Il demanda à ses compagnons s'ils savaient d'où il venait et pourquoi il était venu au château, mais personne ne savait rien.
Les semaines passèrent et un matin, elle le vit errer dans le jardin et s'arrêter juste sous le cerisier où il s'asseyait lorsqu'il faisait des cauchemars. Il le rattrapa, le garçon regardant la fenêtre du château de la sorcière. Comme un éclair, Ursula Sinistra réalisa où elle l'avait, c'était le même qui avait jeté un coup d'œil de là cette nuit-là. Cela n'avait pas été une illusion ou un sortilège.
"Bonjour," elle plaça une main sur son épaule mince, le garçon sursauta, se tourna vers elle et hocha la tête en silence, "Je m'appelle Ursula Sinistra."
Le garçon lui sourit mais ne dit rien. « D'où viens-tu ? » demanda-t-il encore.
Il secoua la tête en désignant sa bouche. Incapable de parler, Ursula Sinistra tendit la main vers lui et toucha ses lèvres, les retirant rapidement, elles s'étaient senties figées, comme sous un charme. Si c'était le cas, c'était de la magie noire très puissante, lui avait dit sa mère.
"Voulez-vous parler à nouveau ?" demanda-t-il.
Il acquiesca.
À ce moment, elle sentit une paire d'yeux sur elle et regarda par la fenêtre. La sorcière du château les regardait, protégée par la vitre. Un soupçon a commencé à grandir dans son esprit. Il salua le garçon et s'éloigna. Quand elle se tourna vers lui, elle vit qu'il regardait avec haine par la fenêtre. Ses soupçons devinrent des certitudes et il se mit à courir.

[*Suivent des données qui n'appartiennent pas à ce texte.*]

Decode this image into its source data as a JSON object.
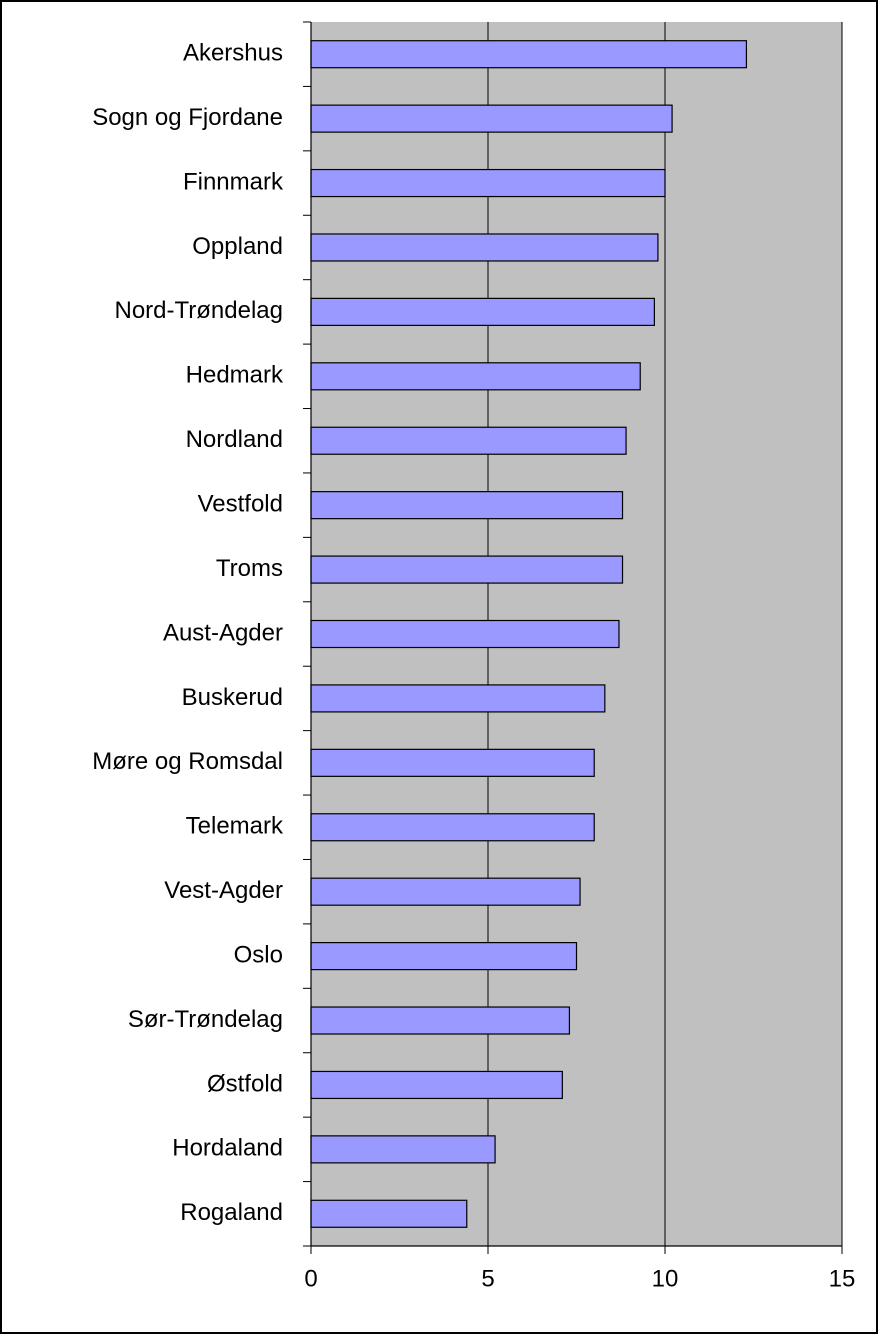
{
  "chart_data": {
    "type": "barh",
    "categories": [
      "Akershus",
      "Sogn og Fjordane",
      "Finnmark",
      "Oppland",
      "Nord-Trøndelag",
      "Hedmark",
      "Nordland",
      "Vestfold",
      "Troms",
      "Aust-Agder",
      "Buskerud",
      "Møre og Romsdal",
      "Telemark",
      "Vest-Agder",
      "Oslo",
      "Sør-Trøndelag",
      "Østfold",
      "Hordaland",
      "Rogaland"
    ],
    "values": [
      12.3,
      10.2,
      10.0,
      9.8,
      9.7,
      9.3,
      8.9,
      8.8,
      8.8,
      8.7,
      8.3,
      8.0,
      8.0,
      7.6,
      7.5,
      7.3,
      7.1,
      5.2,
      4.4
    ],
    "color": "#9999ff",
    "plot_background": "#c0c0c0",
    "xlim": [
      0,
      15
    ],
    "xticks": [
      0,
      5,
      10,
      15
    ],
    "grid": true
  }
}
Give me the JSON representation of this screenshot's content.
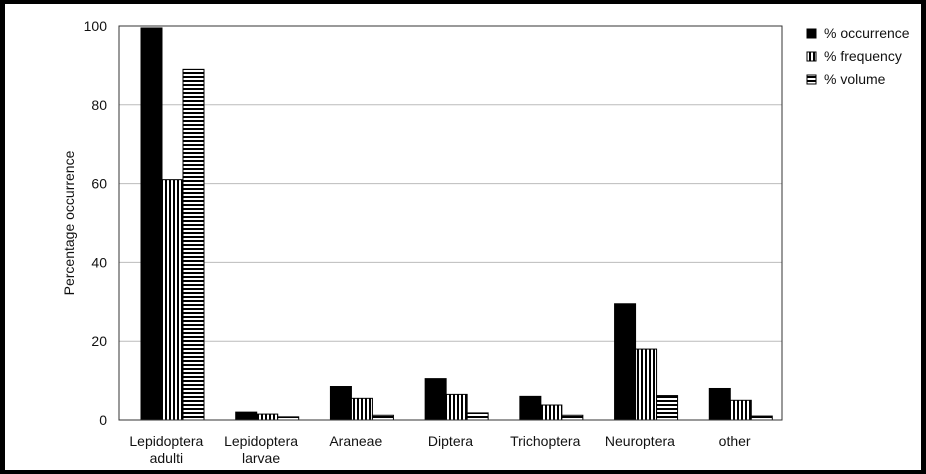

La potion pour libérer la parole était parmi les premières qu'il avait apprises de sa mère, il lui suffisait de chercher les ingrédients appropriés dans les forêts qui entourent le château.
L'air était frais et parfumé ce matin, mais Ursula Sinistra sentait aussi une odeur différente et étrange. Plus il se rapprochait de la porte de la vieille sorcière, plus l'air puait, il devait y faire très attention.
Il ne la connaissait pas bien, mais il l'avait découvert par les autres filles du château. Elle était plus jeune que le sorcier, mais avait pris sa place après la disparition du bébé de la reine. Depuis lors, il avait souvent contribué aux décisions prises au sein du royaume, car la reine s'était retirée dans ses appartements et ne participait plus à la vie de la cour.
La porte de sa chambre était toujours verrouillée, personne ne pouvait y accéder, et des bruits étranges et des odeurs terrifiantes provenaient de l'intérieur. Il y avait quelqu'un qui était sur le point de jurer qu'il avait même entendu un cri dans la nuit, mais c'était arrivé il y a plusieurs années.
Gauche regarda la porte de la chambre de la sorcière et frissonna.
Il descendit dans la cuisine et prit le plateau qu'il devait apporter au sorcier dans ses mains. Il descendit rapidement et reprit le couloir à gauche. Il était toujours assis de la même manière, mais cette fois il la vit approcher.